中等部超能力戦争

4575513601中等部超能力戦争 (双葉文庫)
藤野 千夜
双葉社 2010-06-10

by G-Tools

はるかの友人しーちゃんはプライドが高くてわがままで、しかも気に入らないことがあると不思議な力で人を困らせる。今は恋に夢中のはるかと、小説家志望のしーちゃん。そんな二人の間の溝は深まり、静かな「戦争」が始まっていく。ついにある日、仲を引き裂く決定的な出来事が起きて…。少女たちのリアルな心の衝突を描いた学園小説。

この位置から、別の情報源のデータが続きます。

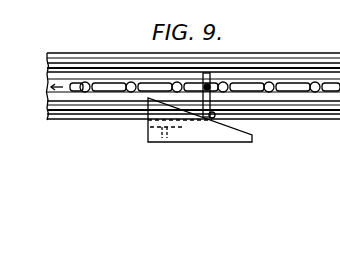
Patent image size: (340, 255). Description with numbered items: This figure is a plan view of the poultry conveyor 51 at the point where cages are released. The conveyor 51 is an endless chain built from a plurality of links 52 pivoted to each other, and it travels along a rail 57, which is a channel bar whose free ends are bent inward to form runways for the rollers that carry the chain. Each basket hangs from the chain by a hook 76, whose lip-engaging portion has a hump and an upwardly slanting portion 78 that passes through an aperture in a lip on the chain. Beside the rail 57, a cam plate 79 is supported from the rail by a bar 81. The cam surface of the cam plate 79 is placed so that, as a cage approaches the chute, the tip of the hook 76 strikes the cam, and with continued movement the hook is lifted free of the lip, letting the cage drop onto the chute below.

The conveyor 51 is at (44, 68).
The links 52 is at (152, 78).
The rail 57 is at (305, 58).
The hook 76 is at (210, 76).
The upwardly slanting portion 78 is at (211, 118).
The cam plate 79 is at (190, 146).
The bar 81 is at (149, 137).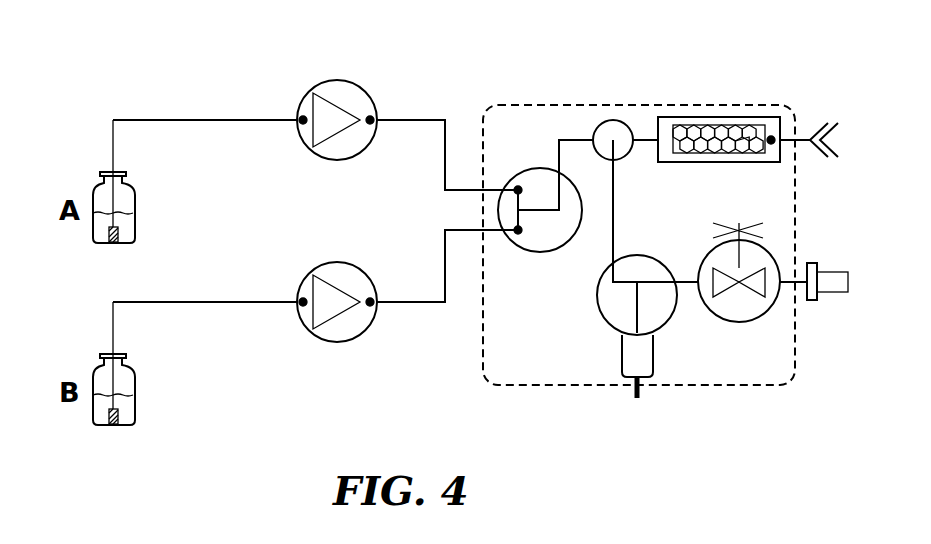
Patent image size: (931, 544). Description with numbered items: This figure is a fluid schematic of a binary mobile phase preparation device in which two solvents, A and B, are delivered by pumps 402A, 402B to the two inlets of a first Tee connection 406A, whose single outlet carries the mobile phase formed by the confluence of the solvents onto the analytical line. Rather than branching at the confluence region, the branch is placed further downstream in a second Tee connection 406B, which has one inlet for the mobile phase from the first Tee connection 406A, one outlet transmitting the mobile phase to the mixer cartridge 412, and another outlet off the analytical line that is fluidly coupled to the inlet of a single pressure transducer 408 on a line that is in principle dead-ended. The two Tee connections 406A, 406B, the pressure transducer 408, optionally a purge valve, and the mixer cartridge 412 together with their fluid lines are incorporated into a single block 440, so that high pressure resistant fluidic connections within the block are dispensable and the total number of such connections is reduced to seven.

題名だけ見ると、派手なサイキック・ウォーズが展開されそうだけど、あるのかどうか分からない程度のショボい能力しか発動しなかった。戦争と呼べるレベルでもなくて、仲違いとプチ虐めくらいだったし。

主人公の磯島はるかは、超能力があると噂される小清水さんと仲良くなってしまうのだが、こいつがまた面倒な性格の子で読んでいるだけでも疲れてくる。

小清水さんは我儘だし、自分勝手だし、無自覚に他人を利用しようとするし、妙な粘着攻撃をしてくる嫌な奴だから、友達もあまりいない。なんでこんなのと友達になっているのか謎すぎる。

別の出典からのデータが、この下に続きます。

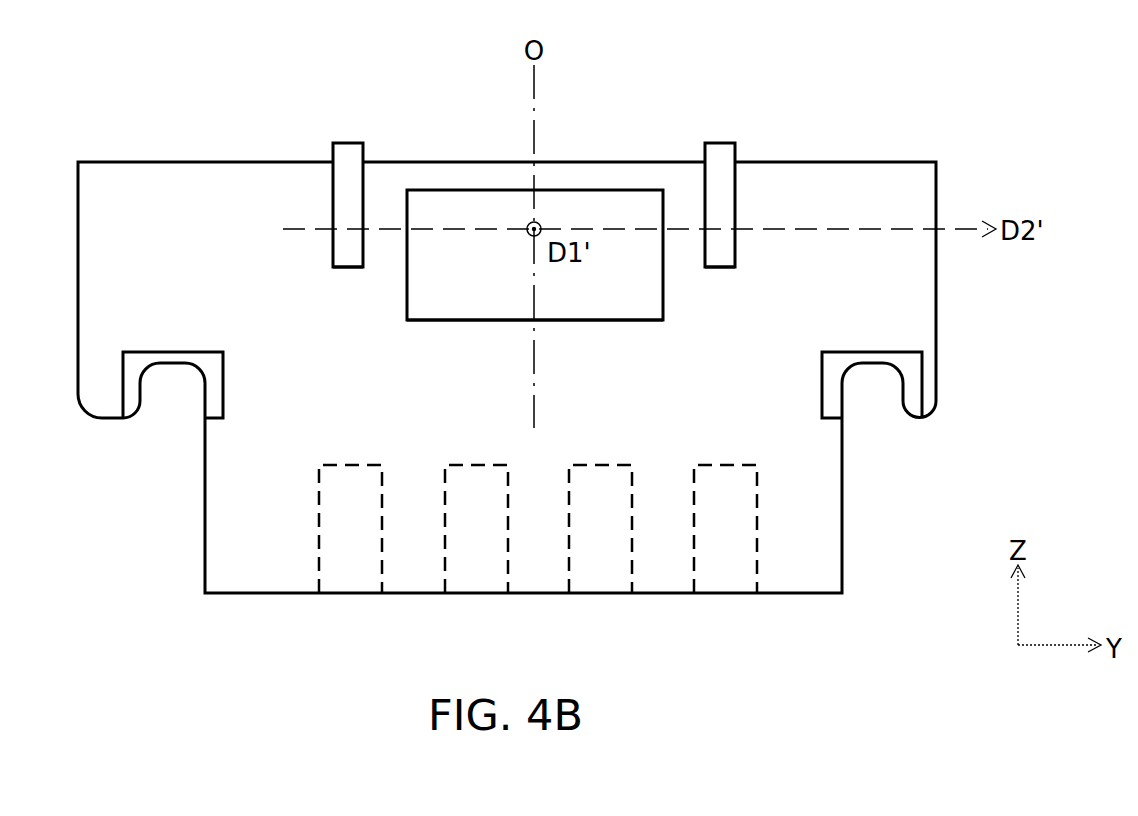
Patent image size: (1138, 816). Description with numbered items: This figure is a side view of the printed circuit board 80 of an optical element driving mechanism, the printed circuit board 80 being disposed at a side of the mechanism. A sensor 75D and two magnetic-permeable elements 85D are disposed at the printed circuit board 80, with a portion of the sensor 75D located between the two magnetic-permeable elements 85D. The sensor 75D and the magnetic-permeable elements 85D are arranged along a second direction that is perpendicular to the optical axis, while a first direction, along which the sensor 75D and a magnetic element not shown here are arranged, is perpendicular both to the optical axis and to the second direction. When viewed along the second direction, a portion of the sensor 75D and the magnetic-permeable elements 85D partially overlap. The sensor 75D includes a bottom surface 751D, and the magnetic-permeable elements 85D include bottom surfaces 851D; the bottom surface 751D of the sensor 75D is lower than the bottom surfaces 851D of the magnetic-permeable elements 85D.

The printed circuit board 80 is at (810, 514).
The sensor 75D is at (447, 210).
The bottom surface 751D is at (597, 322).
The magnetic-permeable elements 85D is at (348, 172).
The bottom surfaces 851D is at (348, 270).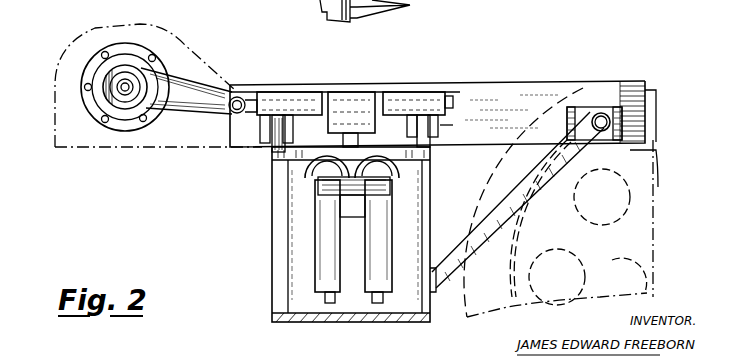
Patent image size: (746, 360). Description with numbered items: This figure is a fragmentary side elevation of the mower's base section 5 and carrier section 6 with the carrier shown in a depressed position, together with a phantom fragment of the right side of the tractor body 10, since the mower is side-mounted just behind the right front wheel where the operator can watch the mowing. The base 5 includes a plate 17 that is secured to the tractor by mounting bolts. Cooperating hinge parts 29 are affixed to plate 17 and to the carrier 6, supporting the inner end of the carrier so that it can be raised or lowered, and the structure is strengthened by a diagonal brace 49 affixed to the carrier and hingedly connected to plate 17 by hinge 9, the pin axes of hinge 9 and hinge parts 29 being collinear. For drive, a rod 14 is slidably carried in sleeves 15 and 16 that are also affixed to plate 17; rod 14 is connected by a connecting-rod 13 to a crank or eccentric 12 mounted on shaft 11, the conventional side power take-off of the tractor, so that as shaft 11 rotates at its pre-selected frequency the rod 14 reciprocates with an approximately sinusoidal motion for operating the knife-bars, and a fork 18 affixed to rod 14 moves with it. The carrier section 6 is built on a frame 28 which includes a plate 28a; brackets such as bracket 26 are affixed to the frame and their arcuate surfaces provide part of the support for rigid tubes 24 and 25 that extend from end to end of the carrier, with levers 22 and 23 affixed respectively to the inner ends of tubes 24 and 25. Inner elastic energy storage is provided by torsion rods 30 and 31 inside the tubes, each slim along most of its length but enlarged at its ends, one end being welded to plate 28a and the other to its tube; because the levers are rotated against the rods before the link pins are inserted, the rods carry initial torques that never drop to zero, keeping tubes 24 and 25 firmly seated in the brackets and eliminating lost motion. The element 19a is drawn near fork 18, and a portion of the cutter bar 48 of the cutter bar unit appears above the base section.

The base section 5 is at (326, 81).
The carrier section 6 is at (268, 296).
The hinge 9 is at (601, 112).
The tractor body 10 is at (172, 40).
The shaft 11 is at (118, 50).
The crank or eccentric 12 is at (127, 92).
The connecting-rod 13 is at (187, 90).
The rod 14 is at (451, 102).
The sleeve 15 is at (290, 102).
The sleeve 16 is at (425, 102).
The plate 17 is at (510, 95).
The fork 18 is at (352, 98).
The stem 19a is at (353, 137).
The lever 22 is at (308, 172).
The lever 23 is at (400, 172).
The rigid tube 24 is at (325, 260).
The rigid tube 25 is at (380, 240).
The bracket 26 is at (330, 190).
The frame 28 is at (290, 227).
The plate 28a is at (274, 152).
The hinge parts 29 is at (233, 143).
The torsion rod 30 is at (326, 305).
The torsion rod 31 is at (378, 305).
The bar 48 is at (321, 11).
The diagonal brace 49 is at (468, 248).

完全に空気読めない子である小清水さんに対して、主人公は空気を読み過ぎて厄介事を周囲から押し付けられる可哀想な子である。なんとか上手く友達付き合いをしているつもりだったが、ある日、読んでくれと渡された小清水さんの自作小説には、自分をモデルにしたとしか思えない河童子という奴が出て来て、悪口が書いてあった。

友達相手にそんな気色悪いモノを渡して「読め!」と強要したりするのが地雷女過ぎるし、下手ならまだしも、その内容でB賞を受賞してしまうとかもう終わっている。B賞って文藝賞あたりか?

電球を割ったりするショボい超能力の正体については、予想通りのオチだった。